Small groups is a great answer to the comsumerism problem. Family devotions are another. Fellowship and quality time in the Word cannot happen in most church services. The problem is time commitments and busy schedules prohibit many people from following through on either option. Erin
The consumer church
We live in the wealthiest society the world has ever known, a country where the poorest among us has life-enhancing amenities that kings only dreamed of a hundred years ago:
- Our food, a great assortment of meals, is available in minutes on demand.
- We control the temperature in our homes.
- Our homes! They’re big and filled with stuff.
- We travel from one place to another at unheard-of speeds.
- We have nonstop entertainment or education available in our homes.
- If we push a button, anything we want comes to our doorstep in three days.
We are the sun in our own solar system with worlds of choices orbiting around our heads.
And so we shop for churches. We compare the services between them like we do everything else. The music is better here, but the preaching is better there. And the children’s program is just like Sesame Street over there. But then, we’d have to drive 25 minutes to get there, so it’s a toss-up.
And I’m thinking, “What’s wrong with this picture?” Jesus-followers from China, when they visit our church services, compare them to a theatre experience:
- You are met by an usher
- He escorts you into an auditorium.
- He gives you a program.
- The production has been rehearsed.
- It takes place on a stage.
- Everyone is seated facing the stage.
- The only difference is you pay for admission halfway through.
In China, they meet in homes. They encourage one another and worship together. Of necessity, they keep it simple.
Maybe in another hundred years the pendulum will have swung to the Chinese model of church. Maybe Jesus-followers in that distant time will look back with bemusement on this epoch of consumerism run amok.
Nice post. In my previous city of residence, the church I attended met as small groups on Wednesday evenings. We called them “House churches,” and these groups of 8 to 14 became as family. Truly so. It is through these House churches that the well being of the members was cared for. Family does that well. I miss it. FYI: I quoted you at http://genethomas.wordpress.com
Actually, I would have to disagree with Erin’s comment. I think small groups may be a NECESSARY answer to the problem of consumerism, but not a “great” or final one; in many ways, we’ve created small groups to deal with a greater problem that exists in the hearts of Christians. I am very much opposed to consumerism in the Church and think real fellowship and community (as messy as it is) is one of the key answers to this problem; however, community must exist outside of a once-a-week small group to truly be healthy.
Erin is right that fellowship and quality time in the Word cannot happen in most church services. Christianity MUST exist outside of Sunday mornings. But at the same time, maybe it’s the way we structure our church services to be “seeker sensitive” that end up denying members of that fellowship and time in the Word.

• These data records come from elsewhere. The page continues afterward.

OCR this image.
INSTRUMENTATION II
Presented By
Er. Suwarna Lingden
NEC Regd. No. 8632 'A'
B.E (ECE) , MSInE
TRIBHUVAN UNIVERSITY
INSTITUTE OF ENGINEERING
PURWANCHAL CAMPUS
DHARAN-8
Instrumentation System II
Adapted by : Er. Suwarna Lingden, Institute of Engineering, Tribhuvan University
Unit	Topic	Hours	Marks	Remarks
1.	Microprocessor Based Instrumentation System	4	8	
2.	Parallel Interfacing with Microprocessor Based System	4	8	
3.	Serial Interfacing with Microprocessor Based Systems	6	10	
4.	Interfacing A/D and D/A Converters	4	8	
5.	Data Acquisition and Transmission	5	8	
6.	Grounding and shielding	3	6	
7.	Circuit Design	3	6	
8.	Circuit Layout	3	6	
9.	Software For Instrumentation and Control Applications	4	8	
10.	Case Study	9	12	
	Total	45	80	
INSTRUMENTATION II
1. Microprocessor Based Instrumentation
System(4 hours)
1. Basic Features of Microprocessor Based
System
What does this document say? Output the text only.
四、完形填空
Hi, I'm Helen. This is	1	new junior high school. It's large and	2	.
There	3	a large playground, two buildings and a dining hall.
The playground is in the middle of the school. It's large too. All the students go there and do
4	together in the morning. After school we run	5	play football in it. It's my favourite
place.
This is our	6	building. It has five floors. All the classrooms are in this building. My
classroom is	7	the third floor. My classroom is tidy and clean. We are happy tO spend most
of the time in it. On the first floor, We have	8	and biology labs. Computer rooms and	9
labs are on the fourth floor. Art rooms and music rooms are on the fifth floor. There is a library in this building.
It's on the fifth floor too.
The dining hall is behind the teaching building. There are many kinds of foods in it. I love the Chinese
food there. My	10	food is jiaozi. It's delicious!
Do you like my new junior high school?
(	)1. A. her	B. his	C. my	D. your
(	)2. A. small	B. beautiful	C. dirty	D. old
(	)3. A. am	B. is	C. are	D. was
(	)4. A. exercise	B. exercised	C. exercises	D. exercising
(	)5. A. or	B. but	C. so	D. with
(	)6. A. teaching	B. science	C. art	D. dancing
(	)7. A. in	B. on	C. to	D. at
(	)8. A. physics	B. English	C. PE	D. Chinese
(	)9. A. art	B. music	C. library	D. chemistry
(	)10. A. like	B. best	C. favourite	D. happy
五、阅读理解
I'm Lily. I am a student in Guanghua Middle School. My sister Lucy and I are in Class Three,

I’ve never been a fan of the heavily marketed, so-called “seeker sensitive” services. This doesn’t mean I don’t like contemporary services; I think it’s good to be relevant. But at the same time, seeking non-Christians who show up at church want to see how Christians act in their place of worship, not be fed donuts and coffee before being called to the altar.
Perhaps the heart behind “seeker sensitive” services is right. But pragmatically, they end up attracting a crowd of consumers interested only in what their church can do for them (and not vice-versa). This is a significant problem, as it denies the true purpose of the Body of Christ.
1Cor. 14:26 What then shall we say, brothers? When you come together, everyone has a hymn, or a word of instruction, a revelation, a tongue or an interpretation. All of these must be done for the strengthening of the church.
O for the day when this becomes the norm again.
I read this yesterday but life got in the way before I could comment.
We are members of a mega church, but only because that church is Biblically sound in its teaching, not because it has all kinds of programs (their kids programs are HUGE and our kids don’t attend them.) We love the Biblical teaching and attend sporadically due to health issues at home. When we don’t go we have homechurch and homesunday school (the kids really miss Sunday schoolnot so much because of the other kids but because they like the stuff they do. 🙂
We have been members of small groups which fizzled due to time constraints and moving. We have been in small churches with many “issues”this Bible, that music, all caught up in the legalism and forgetting to love their members.
We have found that most of our growing (and the kids) comes when we homechurch on a regular basis, attending the big church occasionally, making sure we fellowship with fellow Christians in other places on the side. The Lord laid this format on our hearts a few years ago and we have been amazed at how He has blessed it. I know many others who are feeling the pull towards house churches.